Education has many of the same qualities and goals as a ministry, acclaimed educator Lorraine Monroe told attendees at Sunday’s National Black Caucus of School Board Members Luncheon.

“It means you believe not only in the cultivation of children’s minds, but you are changing hearts,” she said. “You are changing spirits. And, in a crazy, radical way, you are changing this country.”

Crazy was a word echoed many times during Monroe’s remarks. Founder of the Frederick Douglass Academy in Harlem, N.Y., and a popular conference speaker and consultant, Monroe said educators need to be a little crazy at times. They have to be crazy enough to believe that disadvantaged students can learn. They have to be crazy enough to fight for the future of students.

And there will be a lot of fighting. “The children don’t believe what’s possible,” Monroe said. “You have to fight them. You have to fight some parents and principals who don’t believe your children can do it.”

A petite, distinguished looking woman, Monroe drew laughter when she emphasized her point by stripping off her jacket, mugging a tough stance, and using some colorful language to remind them that she had taught -- and served as a principal -- in some of the roughest urban settings in New York City.

Her success in teaching inner-city students has led to invitations to speak around the world. She described one trip to Norway and Sweden, where she was asked for advice on teaching disadvantaged students.
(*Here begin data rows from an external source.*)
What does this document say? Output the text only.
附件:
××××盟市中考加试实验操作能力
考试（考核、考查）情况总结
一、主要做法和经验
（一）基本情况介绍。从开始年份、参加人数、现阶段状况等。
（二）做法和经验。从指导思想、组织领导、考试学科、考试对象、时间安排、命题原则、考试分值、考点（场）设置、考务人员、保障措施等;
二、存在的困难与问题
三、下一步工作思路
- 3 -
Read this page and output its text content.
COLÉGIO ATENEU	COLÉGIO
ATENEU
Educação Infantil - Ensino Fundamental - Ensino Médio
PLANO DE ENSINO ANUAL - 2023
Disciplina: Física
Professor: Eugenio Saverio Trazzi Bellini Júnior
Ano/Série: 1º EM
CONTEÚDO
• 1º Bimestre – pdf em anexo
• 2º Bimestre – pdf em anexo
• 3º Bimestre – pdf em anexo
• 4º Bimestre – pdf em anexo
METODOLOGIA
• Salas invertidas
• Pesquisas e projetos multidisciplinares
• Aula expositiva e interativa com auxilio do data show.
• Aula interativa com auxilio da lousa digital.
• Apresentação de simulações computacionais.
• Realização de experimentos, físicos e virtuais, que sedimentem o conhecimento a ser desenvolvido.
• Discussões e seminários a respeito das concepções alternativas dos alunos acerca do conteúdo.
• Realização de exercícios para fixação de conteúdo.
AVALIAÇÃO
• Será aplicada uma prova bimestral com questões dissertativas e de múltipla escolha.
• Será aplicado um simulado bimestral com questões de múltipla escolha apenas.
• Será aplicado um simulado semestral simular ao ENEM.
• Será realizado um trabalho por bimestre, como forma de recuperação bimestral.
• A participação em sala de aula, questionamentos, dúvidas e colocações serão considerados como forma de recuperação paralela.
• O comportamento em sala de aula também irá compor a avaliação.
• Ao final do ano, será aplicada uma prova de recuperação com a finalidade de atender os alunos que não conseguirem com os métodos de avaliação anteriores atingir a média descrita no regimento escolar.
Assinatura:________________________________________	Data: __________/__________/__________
Watching educators waiting with pens in hand, she offered to write the solution on the chalkboard: Love them ... and teach them.

“In a nutshell, that’s what it is,” she said. “If you can’t love those kids, honor them. And, by God, that means teach them.”
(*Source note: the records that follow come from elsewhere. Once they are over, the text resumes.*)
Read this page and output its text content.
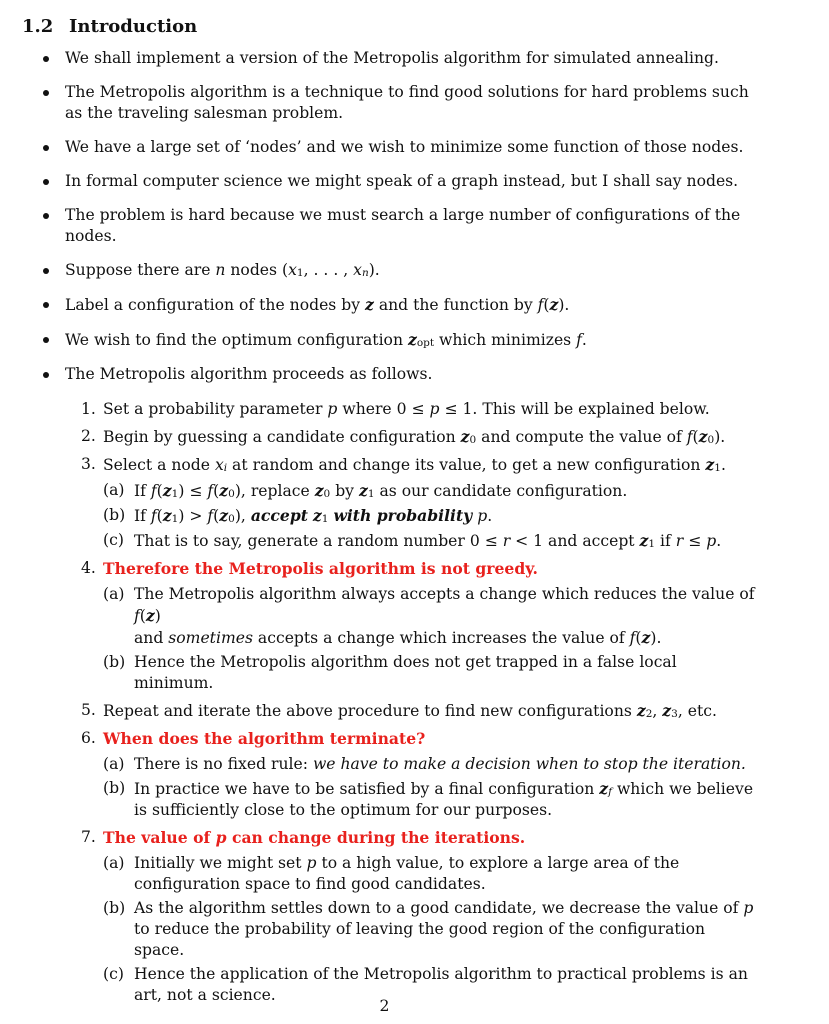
1.2 Introduction
We shall implement a version of the Metropolis algorithm for simulated annealing.
The Metropolis algorithm is a technique to find good solutions for hard problems such as the traveling salesman problem.
We have a large set of ‘nodes’ and we wish to minimize some function of those nodes.
In formal computer science we might speak of a graph instead, but I shall say nodes.
The problem is hard because we must search a large number of configurations of the nodes.
Suppose there are n nodes ($x_1$, . . . , $x_n$).
Label a configuration of the nodes by z and the function by f(z).
We wish to find the optimum configuration $z_{opt}$ which minimizes f.
The Metropolis algorithm proceeds as follows.
1. Set a probability parameter p where 0 ≤ p ≤ 1. This will be explained below.
2. Begin by guessing a candidate configuration $z_0$ and compute the value of $f(z_0)$.
3. Select a node $x_i$ at random and change its value, to get a new configuration $z_1$.
(a) If $f(z_1) \le f(z_0)$, replace $z_0$ by $z_1$ as our candidate configuration.
(b) If $f(z_1) > f(z_0)$, accept $z_1$ with probability p.
(c) That is to say, generate a random number 0 ≤ r < 1 and accept $z_1$ if r ≤ p.
4. Therefore the Metropolis algorithm is not greedy.
(a) The Metropolis algorithm always accepts a change which reduces the value of f(z)
and sometimes accepts a change which increases the value of f(z).
(b) Hence the Metropolis algorithm does not get trapped in a false local minimum.
5. Repeat and iterate the above procedure to find new configurations $z_2$, $z_3$, etc.
6. When does the algorithm terminate?
(a) There is no fixed rule: we have to make a decision when to stop the iteration.
(b) In practice we have to be satisfied by a final configuration $z_f$ which we believe is sufficiently close to the optimum for our purposes.
7. The value of p can change during the iterations.
(a) Initially we might set p to a high value, to explore a large area of the configuration space to find good candidates.
(b) As the algorithm settles down to a good candidate, we decrease the value of p to reduce the probability of leaving the good region of the configuration space.
(c) Hence the application of the Metropolis algorithm to practical problems is an art, not a science.
2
It also means putting an end to low expectations for students, Monroe argued. She recalled looking at one school’s library and being dismayed with what she called “Mickey Mouse” books. “I didn’t see any Shakespeare,” she recalled. “What is this crap?”

Expectations always should be high -- and those expectations need to start early.
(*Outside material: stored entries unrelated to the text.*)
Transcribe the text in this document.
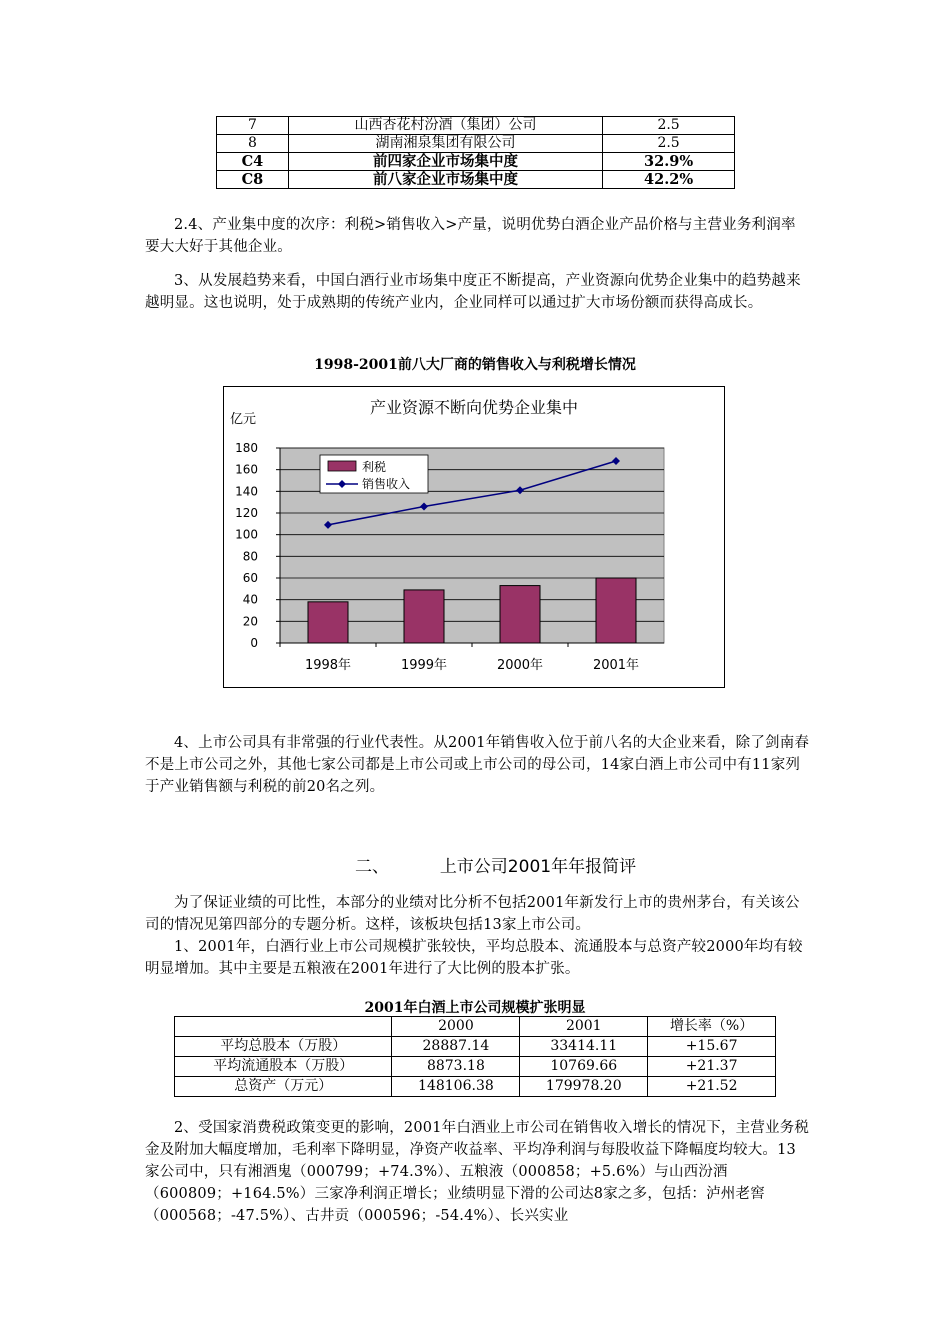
7	山西杏花村汾酒（集团）公司	2.5
8	湖南湘泉集团有限公司	2.5
C4	前四家企业市场集中度	32.9%
C8	前八家企业市场集中度	42.2%

2.4、产业集中度的次序：利税>销售收入>产量，说明优势白酒企业产品价格与主营业务利润率要大大好于其他企业。

3、从发展趋势来看，中国白酒行业市场集中度正不断提高，产业资源向优势企业集中的趋势越来越明显。这也说明，处于成熟期的传统产业内，企业同样可以通过扩大市场份额而获得高成长。

1998-2001前八大厂商的销售收入与利税增长情况
产业资源不断向优势企业集中
亿元
0
20
40
60
80
100
120
140
160
180
1998年	1999年	2000年	2001年
利税
销售收入

4、上市公司具有非常强的行业代表性。从2001年销售收入位于前八名的大企业来看，除了剑南春不是上市公司之外，其他七家公司都是上市公司或上市公司的母公司，14家白酒上市公司中有11家列于产业销售额与利税的前20名之列。

二、	上市公司2001年年报简评

为了保证业绩的可比性，本部分的业绩对比分析不包括2001年新发行上市的贵州茅台，有关该公司的情况见第四部分的专题分析。这样，该板块包括13家上市公司。

1、2001年，白酒行业上市公司规模扩张较快，平均总股本、流通股本与总资产较2000年均有较明显增加。其中主要是五粮液在2001年进行了大比例的股本扩张。

2001年白酒上市公司规模扩张明显
	2000	2001	增长率（%）
平均总股本（万股）	28887.14	33414.11	+15.67
平均流通股本（万股）	8873.18	10769.66	+21.37
总资产（万元）	148106.38	179978.20	+21.52

2、受国家消费税政策变更的影响，2001年白酒业上市公司在销售收入增长的情况下，主营业务税金及附加大幅度增加，毛利率下降明显，净资产收益率、平均净利润与每股收益下降幅度均较大。13家公司中，只有湘酒鬼（000799；+74.3%）、五粮液（000858；+5.6%）与山西汾酒（600809；+164.5%）三家净利润正增长；业绩明显下滑的公司达8家之多，包括：泸州老窖（000568；-47.5%）、古井贡（000596；-54.4%）、长兴实业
“It’s not just about graduating from elementary school,” she said. “It’s not about getting into a great high school. It’s about getting into college and graduating, and going to graduate school. We should be talking to kindergarten children about college.”

At the close of her remarks, she asked the audience to stand and take an oath to go home and continue their good work. “With these hands, with this heart, with this mind, I can do anything.”